Так царь стал рабом горы. Гора, как живая, не пускает его наверх, всякий раз сбрасывает камень, и тот катится вниз. Сизиф спускается за ним и снова катит вверх… А если всё-таки бестия вывернется вновь и закатит валун — станет ли он свободным? Проникнет ли он в тайный мир горы, так долго мучавшей его? Или Сизифу это вовсе не нужно? И он согласен вечно заниматься тяжким бесполезным трудом? В XX в. эту историю переосмыслил французский писатель Альбер Камю. В эссе «Миф о Сизифе» Камю дал ответ на сакраментальный вопрос: «Стоит или не стоит жизнь того, чтобы ее прожить…»
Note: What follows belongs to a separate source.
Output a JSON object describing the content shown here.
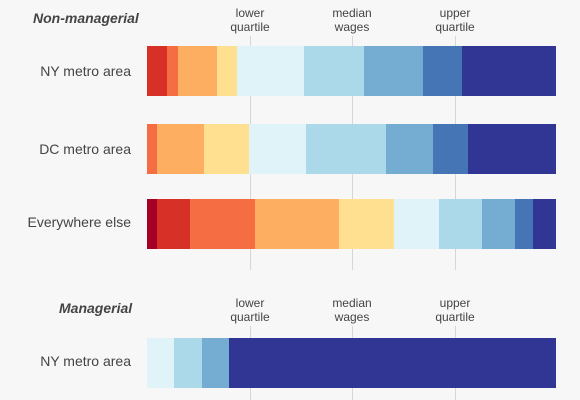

Подневольный Сизиф, по мнению Камю, живет в аду полной жизнью, точно такой же, как миллионы людей на Земле. Вот Сизиф спускается с вершины «тяжелым, но ровным шагом к страданиям, которым нет конца, В это время вместе с дыханием к нему возвращается сознание, неотвратимое, как его бедствия. И в каждое мгновение, спускаясь с вершины в логово богов, он выше своей судьбы. Он тверже своего камня. Этот миф трагичен, поскольку его герой наделен сознанием. О какой каре могла бы идти речь, если бы на каждом шагу его поддерживала надежда на успех? Сегодняшний рабочий живет так всю свою жизнь, и его судьба не менее трагична. Но сам он трагичен лишь в те редкие мгновения, когда к нему возвращается сознание. Сизиф, пролетарий богов, бессильный и бунтующий, знает о бесконечности своего печального удела; о нем он думает во время спуска. Ясность видения, которая должна быть его мукой, обращается в его победу... Сизиф учит высшей верности, которая отвергает богов и двигает камни. Он тоже считает, что все хорошо… Одной борьбы за вершину достаточно, чтобы заполнить сердце человека. Сизифа следует представлять себе счастливым».

Не исключено, что эти строки Камю стали лейтмотивом жизни Месснера. Он часто сравнивает себя с Сизифом. «Я на вершине. (Эвереста. — В.Л.). Мои ощущения больше не различают верха и низа. Что, уже вечер? Нет, сейчас 16 часов. Пора уходить. Никакого ощущения величия происходящего. Для этого я слишком утомлен. И, однако же, этот момент приобретет для меня впоследствии особое значение, станет в некотором роде заключительным аккордом. Может быть, именно он укрепит во мне мысль, что я — Сизиф, что я всю жизнь могу катить вверх мой камень, то есть самого себя, не достигая вершины, поскольку не может быть вершины в познании самого себя».